Please see github.com/anusha-murali for all of my repositories.
This is an elegant LeetCode problem (Problem # 977), which demonstrates the power of two pointers to reduce runtime.
Problem:
Given an integer array nums sorted in non-decreasing order, return an array of the squares of each number sorted in non-decreasing order.
Example 1:
Input: nums = [-4,-1,0,3,10]
Output: [0,1,9,16,100]
Explanation: After squaring, the array becomes [16,1,0,9,100]. After sorting, it becomes [0,1,9,16,100].
Example 2:
Input: nums = [-7,-3,2,3,11]
Output: [4,9,9,49,121]
Solution
Observation: Since negative numbers are found in asending order at the beginning of the array, their magnitude are larger initially and then they gradually decrease.

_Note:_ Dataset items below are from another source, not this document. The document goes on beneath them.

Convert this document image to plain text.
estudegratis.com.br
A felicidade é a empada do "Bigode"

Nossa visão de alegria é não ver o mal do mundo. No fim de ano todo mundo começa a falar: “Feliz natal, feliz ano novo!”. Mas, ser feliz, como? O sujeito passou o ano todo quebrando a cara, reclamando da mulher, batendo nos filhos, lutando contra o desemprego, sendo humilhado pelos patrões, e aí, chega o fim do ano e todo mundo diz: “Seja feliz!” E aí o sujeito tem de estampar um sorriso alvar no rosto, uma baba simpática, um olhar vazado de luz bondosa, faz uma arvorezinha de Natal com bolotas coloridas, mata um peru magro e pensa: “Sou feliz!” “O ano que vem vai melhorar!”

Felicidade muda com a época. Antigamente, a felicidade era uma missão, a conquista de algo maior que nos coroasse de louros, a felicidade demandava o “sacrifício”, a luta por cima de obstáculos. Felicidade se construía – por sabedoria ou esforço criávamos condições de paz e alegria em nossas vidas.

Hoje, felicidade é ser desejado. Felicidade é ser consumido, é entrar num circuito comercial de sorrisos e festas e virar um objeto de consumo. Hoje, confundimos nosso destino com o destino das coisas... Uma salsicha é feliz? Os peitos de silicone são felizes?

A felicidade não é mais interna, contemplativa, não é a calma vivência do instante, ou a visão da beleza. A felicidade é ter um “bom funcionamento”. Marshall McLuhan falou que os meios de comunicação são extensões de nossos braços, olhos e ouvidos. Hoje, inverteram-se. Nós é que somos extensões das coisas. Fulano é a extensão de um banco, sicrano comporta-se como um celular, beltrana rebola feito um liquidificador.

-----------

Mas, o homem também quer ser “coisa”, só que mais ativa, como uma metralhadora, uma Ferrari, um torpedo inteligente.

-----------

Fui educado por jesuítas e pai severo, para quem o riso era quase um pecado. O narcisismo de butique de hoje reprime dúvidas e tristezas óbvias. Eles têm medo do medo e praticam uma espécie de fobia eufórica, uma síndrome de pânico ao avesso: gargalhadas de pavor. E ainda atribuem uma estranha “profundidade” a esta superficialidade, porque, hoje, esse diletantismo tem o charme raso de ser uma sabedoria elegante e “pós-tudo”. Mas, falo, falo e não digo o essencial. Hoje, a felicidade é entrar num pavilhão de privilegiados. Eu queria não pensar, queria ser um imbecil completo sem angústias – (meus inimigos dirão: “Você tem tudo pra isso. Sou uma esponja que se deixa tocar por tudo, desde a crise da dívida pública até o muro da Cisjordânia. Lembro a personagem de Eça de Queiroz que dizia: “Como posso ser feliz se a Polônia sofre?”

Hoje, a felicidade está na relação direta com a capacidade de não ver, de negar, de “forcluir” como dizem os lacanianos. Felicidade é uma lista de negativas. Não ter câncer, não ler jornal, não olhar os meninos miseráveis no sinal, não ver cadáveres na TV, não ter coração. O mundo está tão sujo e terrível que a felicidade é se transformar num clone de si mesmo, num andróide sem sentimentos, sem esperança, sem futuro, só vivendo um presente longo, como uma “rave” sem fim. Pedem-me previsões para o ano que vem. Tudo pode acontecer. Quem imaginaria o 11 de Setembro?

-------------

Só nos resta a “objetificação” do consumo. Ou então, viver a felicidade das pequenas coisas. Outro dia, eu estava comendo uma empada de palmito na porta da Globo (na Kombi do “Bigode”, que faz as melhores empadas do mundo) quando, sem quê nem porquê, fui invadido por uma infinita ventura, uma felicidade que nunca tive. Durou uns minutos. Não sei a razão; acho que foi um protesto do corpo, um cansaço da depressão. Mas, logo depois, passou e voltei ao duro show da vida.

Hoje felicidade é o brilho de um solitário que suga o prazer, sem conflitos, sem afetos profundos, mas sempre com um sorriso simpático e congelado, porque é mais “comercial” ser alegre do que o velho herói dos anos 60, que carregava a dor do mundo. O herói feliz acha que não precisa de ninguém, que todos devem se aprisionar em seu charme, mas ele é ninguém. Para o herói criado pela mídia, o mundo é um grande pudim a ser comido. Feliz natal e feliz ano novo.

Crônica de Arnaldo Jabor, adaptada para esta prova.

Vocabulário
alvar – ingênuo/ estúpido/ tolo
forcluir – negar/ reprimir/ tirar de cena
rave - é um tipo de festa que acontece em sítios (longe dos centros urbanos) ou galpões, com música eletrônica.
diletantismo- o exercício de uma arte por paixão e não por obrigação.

When the numbers become positive, the magnitudes will gradually increase as we move toward the end of the array.
Therefore, we use two pointers, namely left
and right
to traverse from the beginning of the array and end of the array respectively. We will compare their magnitudes (absolute values) and place them at the right positions in the output array called squares
, which is initialized with zeroes.
def sortedSequence(nums):
squares = [0]*len(nums)
left = 0
right = len(nums) - 1
for i in range(len(nums)):
if abs(nums[left]) > abs(nums[right]):
squares[len(nums)-i-1] = nums[left]**2
left += 1
else:
squares[len(nums)-i-1] = nums[right]**2
right -= 1
return squares
Runtime: Since the for
loop is iterating $n$ times, the runtime is $O(n)$. The space complexity is also $O(n)$, as we are using
a list of size $n$ to store the squares.